Here, \(\Delta \) denotes the respective uncertainties. This process involved taking into account the uncertainties associated with the variables used in the equation. Specifically, we treated the asymmetric uncertainties mentioned in Eq. (13) as if they were symmetric. For instance, \(SA_{{^{39}\text {Ar}}/\text {Ar}}(\text {MFV}) = 0.966 \pm 0.014\) Bq/kg\(_{\text {atmAr} } \). This choice was influenced by previous studies by Wang et al. [55] and Barlow [56]. The process of arriving at this uncertainty value followed established principles of error analysis propagation, which are well-documented in references [57,58,59]. These references provide guidelines for a rigorous and systematic assessment of uncertainties in the final result, ensuring its reliability.

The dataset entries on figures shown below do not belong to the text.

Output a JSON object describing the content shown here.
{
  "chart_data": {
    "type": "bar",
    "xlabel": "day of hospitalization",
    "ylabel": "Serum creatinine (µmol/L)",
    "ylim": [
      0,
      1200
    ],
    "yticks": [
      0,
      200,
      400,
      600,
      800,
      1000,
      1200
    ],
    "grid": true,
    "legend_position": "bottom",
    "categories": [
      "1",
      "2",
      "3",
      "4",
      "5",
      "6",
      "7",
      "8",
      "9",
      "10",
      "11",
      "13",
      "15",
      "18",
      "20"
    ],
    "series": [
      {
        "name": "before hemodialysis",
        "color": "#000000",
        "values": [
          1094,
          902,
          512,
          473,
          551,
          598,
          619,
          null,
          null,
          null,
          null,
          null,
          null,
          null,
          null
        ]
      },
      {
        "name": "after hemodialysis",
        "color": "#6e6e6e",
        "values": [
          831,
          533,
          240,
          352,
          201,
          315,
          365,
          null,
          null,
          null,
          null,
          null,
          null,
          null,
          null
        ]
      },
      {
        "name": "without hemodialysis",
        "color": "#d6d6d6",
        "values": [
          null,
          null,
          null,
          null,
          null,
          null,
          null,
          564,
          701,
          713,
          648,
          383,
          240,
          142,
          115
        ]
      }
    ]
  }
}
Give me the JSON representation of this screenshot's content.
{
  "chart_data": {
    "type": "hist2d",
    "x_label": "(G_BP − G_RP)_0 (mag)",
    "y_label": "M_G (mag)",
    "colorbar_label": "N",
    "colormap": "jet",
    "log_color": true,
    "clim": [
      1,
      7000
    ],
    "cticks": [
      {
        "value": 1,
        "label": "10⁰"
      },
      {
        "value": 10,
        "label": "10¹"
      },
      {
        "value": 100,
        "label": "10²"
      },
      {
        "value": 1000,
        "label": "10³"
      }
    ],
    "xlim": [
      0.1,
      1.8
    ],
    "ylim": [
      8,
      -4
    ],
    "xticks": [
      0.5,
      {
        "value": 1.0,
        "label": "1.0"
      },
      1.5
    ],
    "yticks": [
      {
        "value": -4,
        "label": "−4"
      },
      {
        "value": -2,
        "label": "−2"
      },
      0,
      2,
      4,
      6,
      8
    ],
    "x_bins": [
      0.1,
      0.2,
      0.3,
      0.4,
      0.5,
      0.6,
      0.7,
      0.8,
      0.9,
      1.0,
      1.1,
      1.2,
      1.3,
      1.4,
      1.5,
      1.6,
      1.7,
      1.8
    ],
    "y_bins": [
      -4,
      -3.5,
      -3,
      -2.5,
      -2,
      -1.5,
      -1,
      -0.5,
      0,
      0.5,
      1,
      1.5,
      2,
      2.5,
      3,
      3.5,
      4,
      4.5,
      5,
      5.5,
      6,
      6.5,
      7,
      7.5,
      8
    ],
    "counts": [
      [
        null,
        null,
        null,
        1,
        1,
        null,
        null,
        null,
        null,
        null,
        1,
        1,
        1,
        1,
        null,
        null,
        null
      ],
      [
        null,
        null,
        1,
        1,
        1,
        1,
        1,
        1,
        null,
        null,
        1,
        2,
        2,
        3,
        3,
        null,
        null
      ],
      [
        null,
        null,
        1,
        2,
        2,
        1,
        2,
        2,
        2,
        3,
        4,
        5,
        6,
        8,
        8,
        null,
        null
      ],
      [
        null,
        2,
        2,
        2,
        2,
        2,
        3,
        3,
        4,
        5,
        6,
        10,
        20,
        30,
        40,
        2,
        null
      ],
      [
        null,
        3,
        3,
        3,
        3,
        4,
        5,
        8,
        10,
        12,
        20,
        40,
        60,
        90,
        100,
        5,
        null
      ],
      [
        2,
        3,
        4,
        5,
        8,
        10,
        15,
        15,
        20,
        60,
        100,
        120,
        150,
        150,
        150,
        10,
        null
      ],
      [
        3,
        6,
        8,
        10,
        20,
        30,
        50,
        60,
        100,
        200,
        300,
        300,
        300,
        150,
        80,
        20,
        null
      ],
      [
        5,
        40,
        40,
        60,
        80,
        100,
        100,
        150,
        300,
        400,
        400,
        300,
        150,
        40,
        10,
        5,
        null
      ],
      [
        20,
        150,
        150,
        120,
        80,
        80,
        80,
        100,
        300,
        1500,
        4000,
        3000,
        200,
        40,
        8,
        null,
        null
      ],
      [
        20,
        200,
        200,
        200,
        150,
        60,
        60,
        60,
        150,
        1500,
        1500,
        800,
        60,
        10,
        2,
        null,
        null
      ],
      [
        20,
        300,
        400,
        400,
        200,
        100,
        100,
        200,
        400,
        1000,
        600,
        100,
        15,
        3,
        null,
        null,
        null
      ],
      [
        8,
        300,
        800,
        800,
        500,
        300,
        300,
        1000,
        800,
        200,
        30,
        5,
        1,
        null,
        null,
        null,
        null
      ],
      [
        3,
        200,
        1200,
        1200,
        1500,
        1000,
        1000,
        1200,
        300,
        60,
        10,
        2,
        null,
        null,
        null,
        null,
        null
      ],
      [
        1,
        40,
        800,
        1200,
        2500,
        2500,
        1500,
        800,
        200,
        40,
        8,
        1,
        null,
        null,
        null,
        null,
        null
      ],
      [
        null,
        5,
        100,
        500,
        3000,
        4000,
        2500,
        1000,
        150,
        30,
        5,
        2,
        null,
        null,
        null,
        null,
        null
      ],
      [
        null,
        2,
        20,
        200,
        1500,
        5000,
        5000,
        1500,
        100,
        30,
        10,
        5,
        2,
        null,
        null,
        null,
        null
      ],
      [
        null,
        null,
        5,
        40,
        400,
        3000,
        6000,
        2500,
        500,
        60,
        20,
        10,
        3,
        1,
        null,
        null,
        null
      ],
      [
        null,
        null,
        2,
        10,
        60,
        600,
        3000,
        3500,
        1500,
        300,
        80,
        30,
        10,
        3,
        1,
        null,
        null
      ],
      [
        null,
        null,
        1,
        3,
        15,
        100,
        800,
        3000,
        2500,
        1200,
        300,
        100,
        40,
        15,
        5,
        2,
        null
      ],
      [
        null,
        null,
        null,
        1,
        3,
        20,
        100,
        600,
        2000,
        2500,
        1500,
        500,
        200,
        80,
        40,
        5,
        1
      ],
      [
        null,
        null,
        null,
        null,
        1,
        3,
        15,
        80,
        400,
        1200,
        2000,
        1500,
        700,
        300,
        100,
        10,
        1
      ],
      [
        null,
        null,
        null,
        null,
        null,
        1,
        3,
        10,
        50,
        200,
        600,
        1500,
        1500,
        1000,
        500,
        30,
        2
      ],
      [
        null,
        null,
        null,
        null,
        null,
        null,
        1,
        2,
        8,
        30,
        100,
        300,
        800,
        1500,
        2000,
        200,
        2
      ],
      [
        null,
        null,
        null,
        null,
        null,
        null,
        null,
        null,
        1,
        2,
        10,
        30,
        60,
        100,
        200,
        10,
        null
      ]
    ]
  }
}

Note that the fraction on the right-hand side of Eq. (11) depends on \(^{39}\)Ar half-life, and therefore it will be correlated with the half-life value deduced on the left-hand side of Eq. (11).

As another exercise, one can add \(T_{1/2} = 285\) years value to the dataset of half-live values presented in Table 1 (one can apply the MVF approach to data shown in Fig. 5). \(T_{1/2}({\text{ M }FV}^{**}) = 268.9^{+3.6}_{-3.1} \, \text {years,}\) with a \(1 \sigma \) range of [265.3, 272.0] corresponding to the 68% confidence level (a 2\(\sigma \) range is [262.1, 275.3] corresponding to the 95% confidence level). The mean value for the new dataset is 268.9 years (which can be compared with the mean value of 267.7 years for data presented in Table 1).

5 Conclusions

In this work, from the perspective of robust statistics of the observed data, the MFV statistics technique has been applied to explore a detailed statistical analysis for the available dataset of \(^{39}\)Ar half-life measurements. The MFV estimate for the \(^{39}\)Ar half-life is \(T_{1/2}({\text{ M }FV}) = 268.2^{+3.1}_{-2.9}\) years with uncertainty corresponding to the 68% confidence level. The uncertainty is a factor 3 smaller than that of the most precise re-calculated \(^{39}\)Ar half-life measurements by Stoenner et al. (see Eq. 1). Moreover, the consistent results demonstrated the usage, robustness, and tolerance to outliers of MFV statistics relative to mean statistics on an artificial dataset. Following the MFV approach the specific activity of \(^{39}\)Ar from underground measurements results in \( SA_{{^{39}\text {Ar}}/\text {Ar}}(\text {MFV}) = 0.966^{+0.010}_{-0.018} \, \, \hbox { Bq/kg}\ _{\text {atmAr} } \). In addition, the way to estimate \(^{39}\)Ar half-life from specific atmospheric \(^{39}\)Ar activity is discussed. However, for that an independent way to determine the fraction of \(N_{^{39}\text {Ar}}\) in natural argon (the amount-of-substance fraction) is required. An outlook is provided on how this could be accomplished.